"Hari yang indah untuk hati yang lelah," gumamku lirih.
Aku sudah di kantin, menikmati secangkir kopi hitam. Mata kuliah hari ini sangat membosankan. Tidak ada hal bagus yang bisa dipelajari kecuali berkonsentrasi untuk bisa mendapat nilai tinggi dalam sebuah teori. Aku sangat membenci hal semacam itu. Walau sebenarnya, ada hal yang lain yang jauh kubenci daripada itu.
"Hei," sapa Betty, teman serumah dan satu jurusanku.
"Hei," sahutku membalas sapaannya.
"Jadi, apa kamu berencana untuk pergi?" tanya Betty.
Aku menghela napas panjang lalu menggeleng pelan.
"Ayolah, dia adalah lelaki yang baik," bujuk Betty.
Aku hanya menggeleng sekali lagi.
Tadi pagi Betty mengajukan sebuah penawaran bahwa ingin aku pergi menemui salah satu temannya yang meminta Betty untuk menjodohkan dirinya denganku. Bisa dibilang, ini semacam kencan buta. Entah sudah berapa kali kukatakan bahwa aku tidak ingin pergi tetapi Betty selalu memaksa.
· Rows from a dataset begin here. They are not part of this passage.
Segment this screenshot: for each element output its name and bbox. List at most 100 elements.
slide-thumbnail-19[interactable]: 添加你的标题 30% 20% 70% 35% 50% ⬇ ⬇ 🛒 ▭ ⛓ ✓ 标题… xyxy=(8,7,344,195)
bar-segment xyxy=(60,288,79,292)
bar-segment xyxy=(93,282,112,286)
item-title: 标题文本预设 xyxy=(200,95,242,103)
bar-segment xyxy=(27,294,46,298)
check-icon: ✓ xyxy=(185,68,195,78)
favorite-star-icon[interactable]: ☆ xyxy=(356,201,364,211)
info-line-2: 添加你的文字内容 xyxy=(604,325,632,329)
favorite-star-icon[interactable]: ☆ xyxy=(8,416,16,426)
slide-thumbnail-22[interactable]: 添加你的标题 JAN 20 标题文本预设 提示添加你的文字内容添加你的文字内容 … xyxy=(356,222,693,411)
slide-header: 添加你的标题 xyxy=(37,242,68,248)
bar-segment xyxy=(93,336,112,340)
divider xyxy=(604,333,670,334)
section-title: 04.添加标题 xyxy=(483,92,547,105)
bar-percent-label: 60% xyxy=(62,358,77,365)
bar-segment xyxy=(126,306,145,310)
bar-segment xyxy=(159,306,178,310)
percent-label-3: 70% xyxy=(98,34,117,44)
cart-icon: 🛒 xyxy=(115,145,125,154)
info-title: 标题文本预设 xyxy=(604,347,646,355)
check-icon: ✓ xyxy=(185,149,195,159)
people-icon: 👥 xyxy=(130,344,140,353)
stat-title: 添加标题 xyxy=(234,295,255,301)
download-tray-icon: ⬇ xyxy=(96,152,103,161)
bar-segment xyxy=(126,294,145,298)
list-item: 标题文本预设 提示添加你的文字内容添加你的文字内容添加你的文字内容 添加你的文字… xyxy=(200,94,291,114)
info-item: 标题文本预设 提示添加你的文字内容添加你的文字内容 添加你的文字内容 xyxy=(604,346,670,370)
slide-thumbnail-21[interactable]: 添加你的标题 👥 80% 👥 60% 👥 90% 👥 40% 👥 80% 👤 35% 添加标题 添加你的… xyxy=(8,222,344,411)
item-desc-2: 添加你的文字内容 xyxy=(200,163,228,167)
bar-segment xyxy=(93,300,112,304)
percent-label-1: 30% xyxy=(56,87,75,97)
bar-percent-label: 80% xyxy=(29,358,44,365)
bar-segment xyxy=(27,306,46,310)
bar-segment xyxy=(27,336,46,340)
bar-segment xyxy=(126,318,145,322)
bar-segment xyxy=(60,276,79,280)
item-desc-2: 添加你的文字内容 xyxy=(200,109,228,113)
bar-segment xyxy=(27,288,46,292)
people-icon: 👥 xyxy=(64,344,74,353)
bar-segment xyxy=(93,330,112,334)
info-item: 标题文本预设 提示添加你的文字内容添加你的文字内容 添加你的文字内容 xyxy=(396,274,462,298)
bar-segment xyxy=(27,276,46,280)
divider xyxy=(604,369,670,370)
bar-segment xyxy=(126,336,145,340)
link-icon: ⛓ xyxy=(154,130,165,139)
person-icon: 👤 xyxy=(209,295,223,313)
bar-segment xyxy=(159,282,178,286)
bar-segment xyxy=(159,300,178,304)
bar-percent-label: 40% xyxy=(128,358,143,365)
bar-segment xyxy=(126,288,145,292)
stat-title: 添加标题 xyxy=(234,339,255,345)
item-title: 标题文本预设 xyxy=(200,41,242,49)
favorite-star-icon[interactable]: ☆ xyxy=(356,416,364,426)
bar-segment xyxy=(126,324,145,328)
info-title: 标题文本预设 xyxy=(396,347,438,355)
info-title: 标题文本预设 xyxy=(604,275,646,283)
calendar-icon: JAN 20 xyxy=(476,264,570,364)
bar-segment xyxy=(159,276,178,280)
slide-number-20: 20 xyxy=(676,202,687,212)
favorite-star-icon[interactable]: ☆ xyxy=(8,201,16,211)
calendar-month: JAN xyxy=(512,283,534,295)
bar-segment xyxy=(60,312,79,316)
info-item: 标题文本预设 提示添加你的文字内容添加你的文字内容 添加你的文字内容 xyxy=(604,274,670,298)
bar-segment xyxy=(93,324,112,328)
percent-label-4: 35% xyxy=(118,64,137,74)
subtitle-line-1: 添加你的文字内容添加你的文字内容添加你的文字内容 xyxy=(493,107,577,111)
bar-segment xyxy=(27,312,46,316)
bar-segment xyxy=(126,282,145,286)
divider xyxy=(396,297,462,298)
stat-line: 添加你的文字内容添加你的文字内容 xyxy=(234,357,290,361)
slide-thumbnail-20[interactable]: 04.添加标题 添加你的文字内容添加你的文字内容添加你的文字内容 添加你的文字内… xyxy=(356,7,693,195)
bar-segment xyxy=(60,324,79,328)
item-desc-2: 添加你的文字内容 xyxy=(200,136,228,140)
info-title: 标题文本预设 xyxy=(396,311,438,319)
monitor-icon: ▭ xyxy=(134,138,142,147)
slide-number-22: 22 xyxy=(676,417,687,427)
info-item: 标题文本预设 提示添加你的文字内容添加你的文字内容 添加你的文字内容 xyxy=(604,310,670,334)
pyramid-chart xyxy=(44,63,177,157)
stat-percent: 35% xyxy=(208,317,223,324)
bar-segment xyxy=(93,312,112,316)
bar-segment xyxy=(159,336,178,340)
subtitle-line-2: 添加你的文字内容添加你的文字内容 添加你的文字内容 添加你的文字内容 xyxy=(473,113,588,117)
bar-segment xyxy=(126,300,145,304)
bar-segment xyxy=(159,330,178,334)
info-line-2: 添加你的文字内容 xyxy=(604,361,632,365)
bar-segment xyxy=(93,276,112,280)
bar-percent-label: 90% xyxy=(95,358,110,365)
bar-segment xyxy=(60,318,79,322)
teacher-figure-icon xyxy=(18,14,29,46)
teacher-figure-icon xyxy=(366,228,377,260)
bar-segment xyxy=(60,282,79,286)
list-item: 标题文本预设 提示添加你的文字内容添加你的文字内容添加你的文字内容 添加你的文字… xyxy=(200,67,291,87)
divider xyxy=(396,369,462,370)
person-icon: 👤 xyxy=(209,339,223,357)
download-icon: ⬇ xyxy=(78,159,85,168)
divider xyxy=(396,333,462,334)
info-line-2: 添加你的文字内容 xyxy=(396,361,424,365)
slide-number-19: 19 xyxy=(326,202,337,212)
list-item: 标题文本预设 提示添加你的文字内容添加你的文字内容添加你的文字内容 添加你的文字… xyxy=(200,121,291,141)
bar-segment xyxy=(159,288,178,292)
"Ayolah, aku akan sangat berterimakasih jika kamu bersedia pergi. Dia seniorku saat SMA, cukup tampan dan kaya." Betty kembali berusaha membujukku.
"Betty, sudah aku katakan bukan? Saat ini aku tidak tertarik dengan hubungan asmara," ucapku.
Betty menghela napas berat.
"Ah, padahal aku pikir kali ini kamu akan mau. Ini sudah ke-27 kalinya dan kamu selalu menolak. Sampai kapan kamu akan begini? Apa menjadi jomblo itu asyik?" tanya Betty penasaran.
Aku terkekeh mendengar pertanyaan Betty sehingga gadis itu sedikit menekuk wajahnya, BT.
"Hei, aku ini sedang serius. Mengapa kamu malah tertawa huh?" protes Betty.
Aku hanya sedikit menyeringai lalu meneguk kembali kopi hitamku.
"Ih, kamu minum kopi hitam tanpa gula lagi huh?" tanya Betty dengan sedikit bergidik ngeri.
"Huum, kenapa?" tanyaku heran.
"Tidak pahit?" tanyanya balik.
"Tentu saja pahit," jawabku.
"Lalu mengapa kamu suka sekali dengan itu?" tanya Betty lagi.
Aku hanya tersenyum.
"Karena yang manis belum tentu menyehatkan," sahutku.
Betty menautkan alisnya.
"Oke, kita hentikan saja. Jika aku lanjutkan, aku yakin 100% kamu akan mengoceh tentang hormon, daya tubuh manusia dan lain-lain. Jika kamu begitu tertarik pada kesehatan, mengapa kamu tidak menjadi dokter saja huh?" kata Betty panjang-lebar.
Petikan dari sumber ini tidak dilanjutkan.